Now I have instructions that tell me that on Byte 1,2,3 there is the signal that I'm looking for as 19 bits (0-524288)

So how can I get that signal value?

I would appreciate reading material on how to get this on my own if necessary. I don't have a proper CS background and I'm lost on how/where to even look for this.

Thank you

EDIT (in response to @Sweeper):

These are instructions for Byte 0

General state / configuration. Contains following bits:
7 (highest) – Error state, reads 0 normally and 1 if any error in hardware side
6 – button pressed (’1’ – button is pressed, ’0’ – button is not pressed)
5 – USB connected (’1’ – USB is connected, ’0’ – USB is not connected)
4 – Charging/charged (’1’ – Charging, ’0’ – not charging)
3 – Gain of channel A. 2 gains (0 is slower, 1 is higher)
2 – Gain of channel B. 2 gains (0 is slower, 1 is higher)
1 – Gain of channel C. 2 gains (0 is slower, 1 is higher)
0 – Gain of channel D. 2 gains (0 is slower, 1 is higher)

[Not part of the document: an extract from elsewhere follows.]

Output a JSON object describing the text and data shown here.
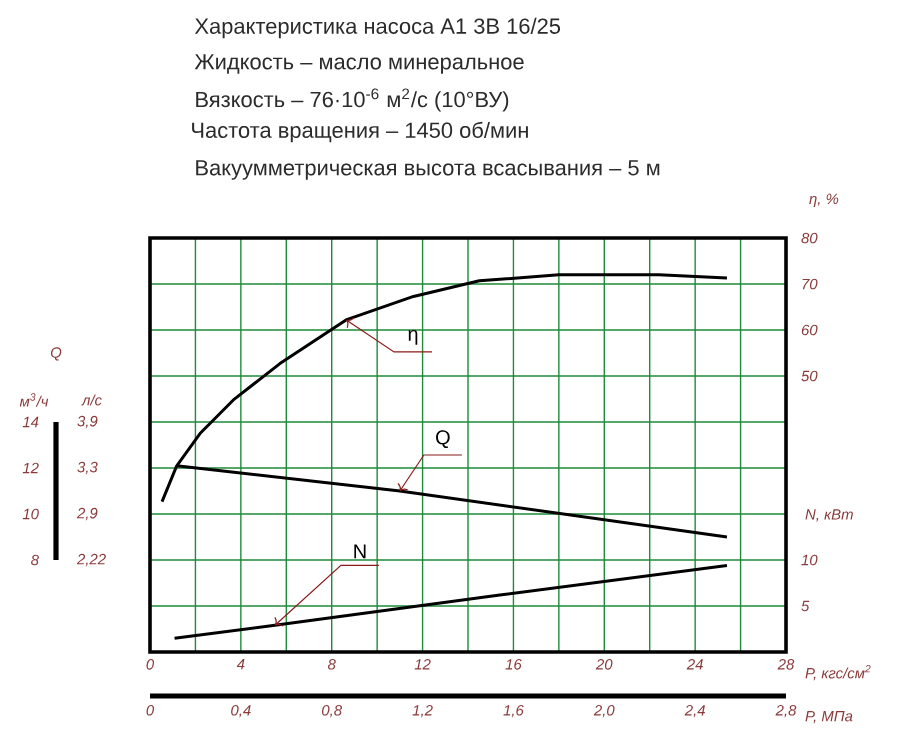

And by doing this I can get the expected data for the first byte:

guard let data = characteristic.value else { return }
guard data.count == 20 else { return }
let val = [UInt8](data)
let general:UInt8 = val[0]
let error = general >> 7 & 1
let buttonPressed = general >> 6 & 1
let usbConnected = general >> 5 & 1
let charging = general >> 4 & 1
let gainChannelA = general >> 3 & 1
let gainChannelB = general >> 2 & 1
let gainChannelC = general >> 1 & 1
let gainChannelD = general >> 0 & 1

Does this help in knowing the endianness of the protocol?


Solution

  • Since the data comes from multiple bytes, the answer depends on the endianness implied by the protocol. These 19 bits use two full bytes and three bits in a third byte.

    If these three bytes are stored in unsigned 8-bit variables a, b, and c, the value would be either

    Int(a) << 11 + Int(b) << 3 + Int(c) & 0x07
    

    or

    Int(c) << 11 + Int(b) << 3 + Int(a) & 0x07
    

    values for a b and c would come either from bytes 1, 2, and 3 or bytes 3, 2, 1, depending on the order specified in the protocol.

    Note: Expression x & 0x07 means "three lower bits", because 0x07 hex is 00000111 in binary.